Exceptions (Calling Tiles)
There are four types of calls that you can make in mahjong: chi, pon, kan, and ron. Calls must occur after a player discards and before the next player draws a tile. You must be quick and observant to call a tile.
Calling Tiles Except For “Ron” Opens Your Hand And Disqualifies You From Certain Win Conditions Which May Make Your Hand Difficult To Complete. In General It’s Best To Not Call Unless You Have A Plan For A Yaku First!
Chi (Making A Run)
“Chi”ing or calling a tile to make a consecutive run can only be taken from the player seated to your LEFT, i.e. they discard right before your turn. You may make a run out of any three tiles of the same suit. For example, if the player to your left discards a 2 of bamboo, you may call it if you have the 1 and 3 of bamboo. You may not call “chi” for tiles discarded by other players. Note that chi’s can only be made with the bamboo, character, or circle suits; the wind and dragon tiles cannot be used as a run.
Pon (Making A Set)
“Pon” is the more useful for new players as it can allow for simple yaku. Any player may pon from any other player immediately after their discard to complete a set of 3 of the exact same tile.
Kan (Making A Quad)
“Kan” operates the same way that a pon does except it calls on the fourth tile in the set instead of the third. Like a pon, kan opens your hand.
Ron (Winning From A Discard)
Calling “ron” is a call that ends the hand and must be performed before the next player draws their tile. After calling ron, the score for the hand is calculated and the player who was called on must pay the entire cost of the hand.
You Cannot Win Off Of Another Player If The Winning Tile Is In Your Discard Pile Or If Any Of Your Waiting Tiles Are In Your Discard Pile! If you are one tile away from winning and you see that “waiting” tile in your discard pile, be patient and hope that you draw the waiting tile you need from the wall.
Finishing A Hand
A hand is completed if a player declares victory by completing a hand of 14 tiles consisting of 4 sets or runs of 3 tiles as well as a pair as well as having at least one yaku. Sometimes, the combination of tiles in the hand will meet the conditions of several yaku. In many of those cases, the additional yaku means the hand is worth more points in the scoring. Scoring is complex and is a combination of han and fu. The han are determined by the yaku and the way the hand was completed (e.g., with the first tile drawn, with the last tile drawn). You can see the han values for many of the basic yaku in our guide for beginner mahjong players. The fu are determined by the composition of kan, pon, and chi’s plus the final tile that completed the hand, see the Guide to Counting Fu.

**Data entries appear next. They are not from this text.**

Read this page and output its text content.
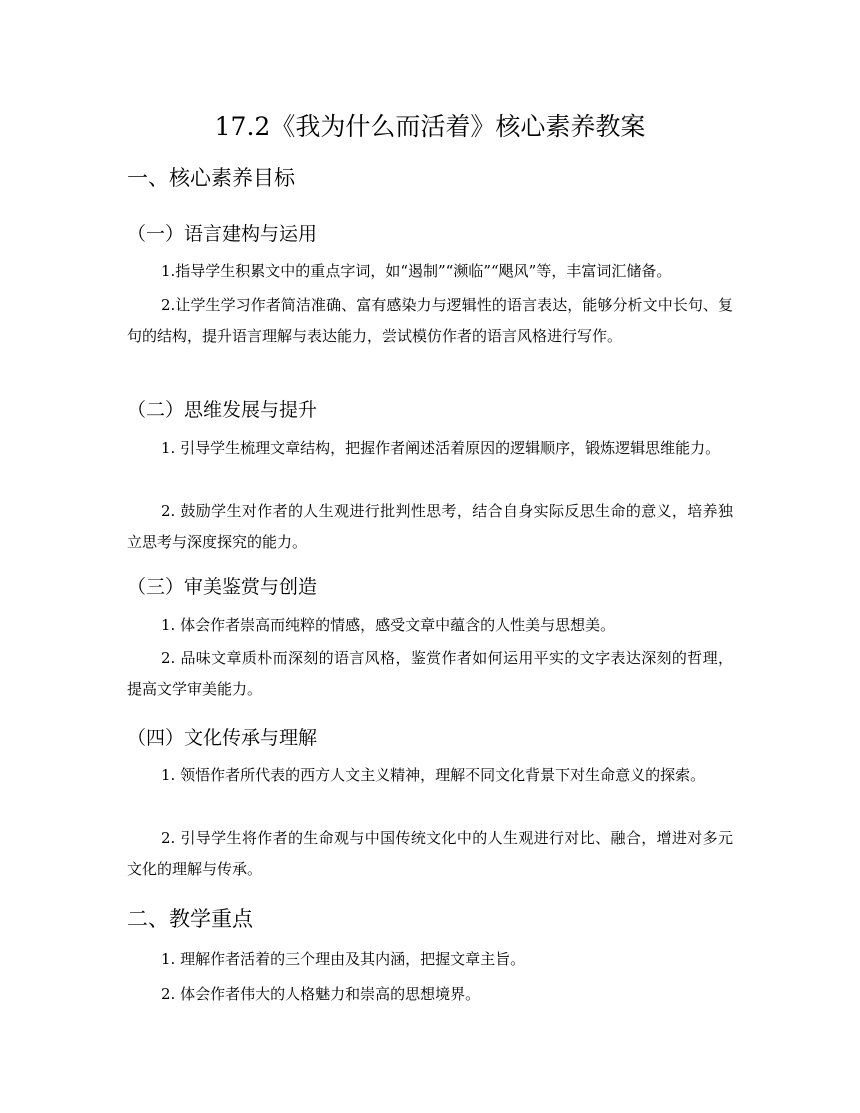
17.2《我为什么而活着》核心素养教案
一、核心素养目标
（一）语言建构与运用
1.指导学生积累文中的重点字词，如“遏制”“濒临”“飓风”等，丰富词汇储备。
2.让学生学习作者简洁准确、富有感染力与逻辑性的语言表达，能够分析文中长句、复句的结构，提升语言理解与表达能力，尝试模仿作者的语言风格进行写作。
（二）思维发展与提升
1. 引导学生梳理文章结构，把握作者阐述活着原因的逻辑顺序，锻炼逻辑思维能力。
2. 鼓励学生对作者的人生观进行批判性思考，结合自身实际反思生命的意义，培养独立思考与深度探究的能力。
（三）审美鉴赏与创造
1. 体会作者崇高而纯粹的情感，感受文章中蕴含的人性美与思想美。
2. 品味文章质朴而深刻的语言风格，鉴赏作者如何运用平实的文字表达深刻的哲理，提高文学审美能力。
（四）文化传承与理解
1. 领悟作者所代表的西方人文主义精神，理解不同文化背景下对生命意义的探索。
2. 引导学生将作者的生命观与中国传统文化中的人生观进行对比、融合，增进对多元文化的理解与传承。
二、教学重点
1. 理解作者活着的三个理由及其内涵，把握文章主旨。
2. 体会作者伟大的人格魅力和崇高的思想境界。
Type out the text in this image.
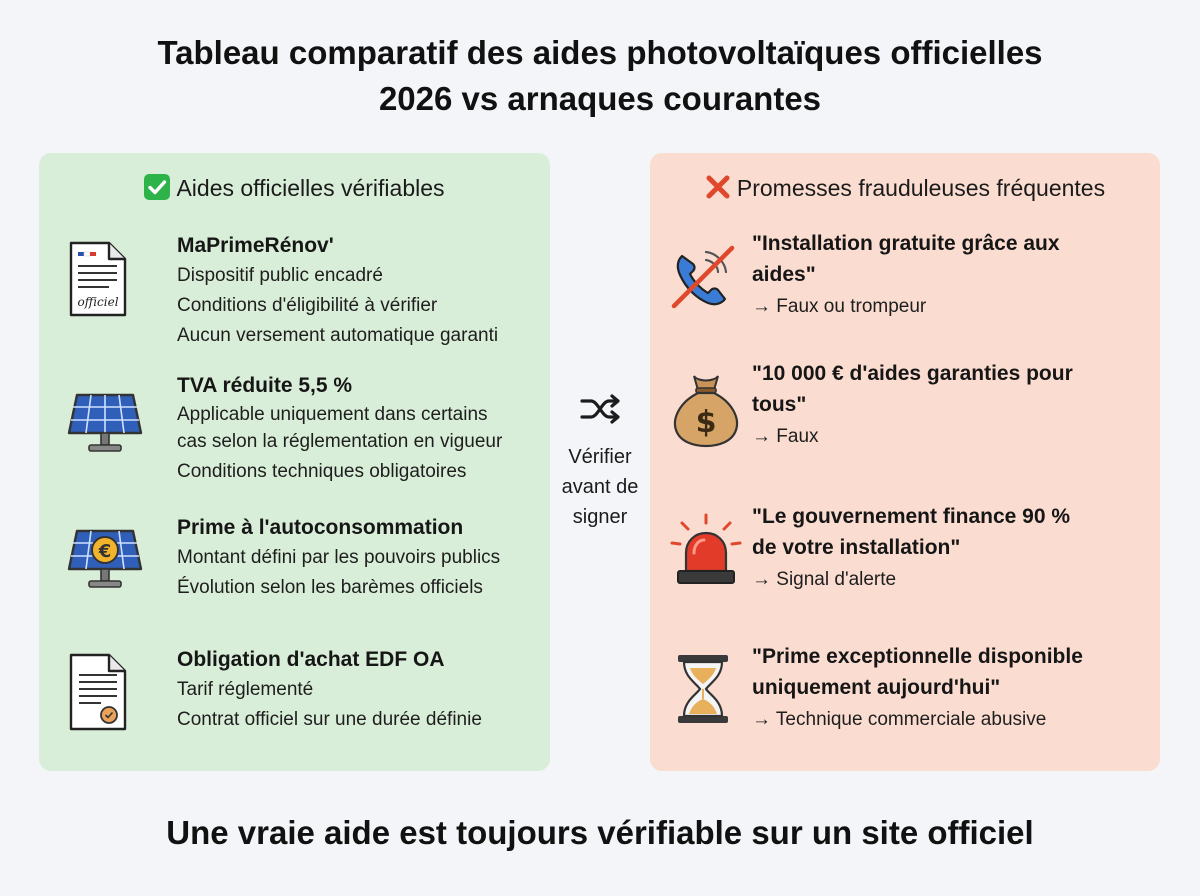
Tableau comparatif des aides photovoltaïques officielles
2026 vs arnaques courantes
Aides officielles vérifiables
officiel
MaPrimeRénov'
Dispositif public encadré
Conditions d'éligibilité à vérifier
Aucun versement automatique garanti
TVA réduite 5,5 %
Applicable uniquement dans certains
cas selon la réglementation en vigueur
Conditions techniques obligatoires
€
Prime à l'autoconsommation
Montant défini par les pouvoirs publics
Évolution selon les barèmes officiels
Obligation d'achat EDF OA
Tarif réglementé
Contrat officiel sur une durée définie
Vérifier
avant de
signer
Promesses frauduleuses fréquentes
"Installation gratuite grâce aux
aides"
→ Faux ou trompeur
$
"10 000 € d'aides garanties pour
tous"
→ Faux
"Le gouvernement finance 90 %
de votre installation"
→ Signal d'alerte
"Prime exceptionnelle disponible
uniquement aujourd'hui"
→ Technique commerciale abusive
Une vraie aide est toujours vérifiable sur un site officiel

If the dealer wins the hand they remain dealer and get a BONUS added to the next hand which is called a honba. Winning a hand as dealer also means you receive more points (you also end up paying more points as dealer if another player wins by self-draw). So it’s an advantage to keep winning when you are dealer and increasing the honba. When another player wins, the honba are cleared and the dealership passes to the next player on the right.
Our club web site has a handy scoring tool to compute the points for a hand once you know the number of han and number of fu that it is worth.
The game ends when all players have completed 2 rounds as dealer not including bonus hands, East 1, East 2, East 3, East 4, South 1, South 2, South 3, and South 4. This set of at least 8 rounds is called a “hanchan”. A hanchan typically takes anywhere from 1 to 3 hours depending on the speed of play, the number of times the dealer wins which adds an extra round, and the number of “null” rounds where no player wins.